At the time, a health social worker contacted Hart Funerals in Dargaville, requesting Brugman's body be transferred into its care, as no next of kin was available at the time to give instructions.
Two days later, the funeral home was told no next of kin could be located. Efforts to locate possible relatives in the Netherlands were fruitless.
The funeral home contacted the Public Trust to see whether it would administer Brugman's estate but it could not offer any assistance.
Hart Funerals general manager Gary Taylor said the funeral home embalmed Brugman in August, so if his family should pop up from anywhere they could spend some time with him.
Taylor said Brugman falls into a "grey area" of the legislation. He said the funeral home needed somebody, who was legally entitled to, to give them instructions on what to do next.
As the law stands, if a person dies without next of kin and without a will, someone can't simply step in to deal with the estate or the body.
An application must be made to the High Court, at a cost, for a public executor to be appointed.
The Funeral Directors Association of New Zealand has made a submission to the select committee on the Births, Deaths, Marriages and Relationships Registration Bill.

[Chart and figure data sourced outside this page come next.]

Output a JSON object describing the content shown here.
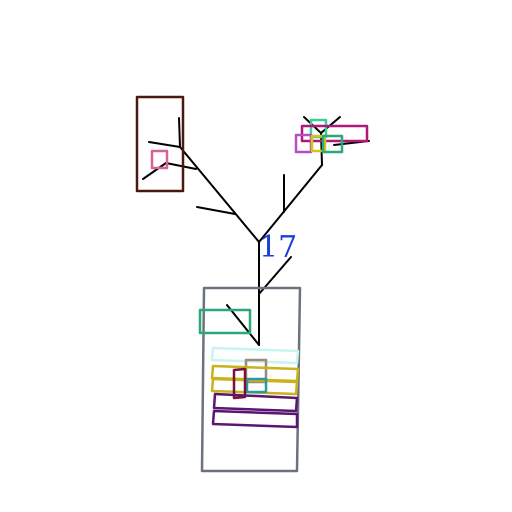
{
  "label": {
    "text": "17",
    "color": "#1a3fd6"
  },
  "colors": {
    "branch": "#000000",
    "dark_brown": "#4a1a10",
    "pink": "#d9609a",
    "magenta": "#b0187a",
    "mint": "#3ccf9a",
    "teal_green": "#2aa876",
    "violet": "#b24fc8",
    "gold": "#d8c418",
    "slate": "#6b7280",
    "pale_cyan": "#c8f4f0",
    "olive_gold": "#c9b21a",
    "maroon": "#7a1238",
    "teal": "#2a9a9a",
    "purple": "#5a1670",
    "taupe": "#a08878"
  }
}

"On the death of a person, there needs to be a person or agency with the authority to dispose of the deceased. In the event this does not occur, who is responsible for this person?
"The High Court has the ability to appoint the Public Trust, but this must be applied for. The gap in legislation is around who applies to the High Court," the submission states.
Association president Stephen Dil said whenever next of kin can't be identified, it should default to a public trustee or agency to make the application to the High Court.
Taylor said this situation was not unusual but generally family popped up within weeks, not seven months. He thought it would become more common as families dispersed more.
He said the funeral home has accepted an offer from Perpetual Guardian, which upon hearing about Brugman, offered to apply to the High Court to execute Brugman's estate and put him to rest at its own cost.
The company has also added it's support to the Funeral Directors Association's bid to change the law.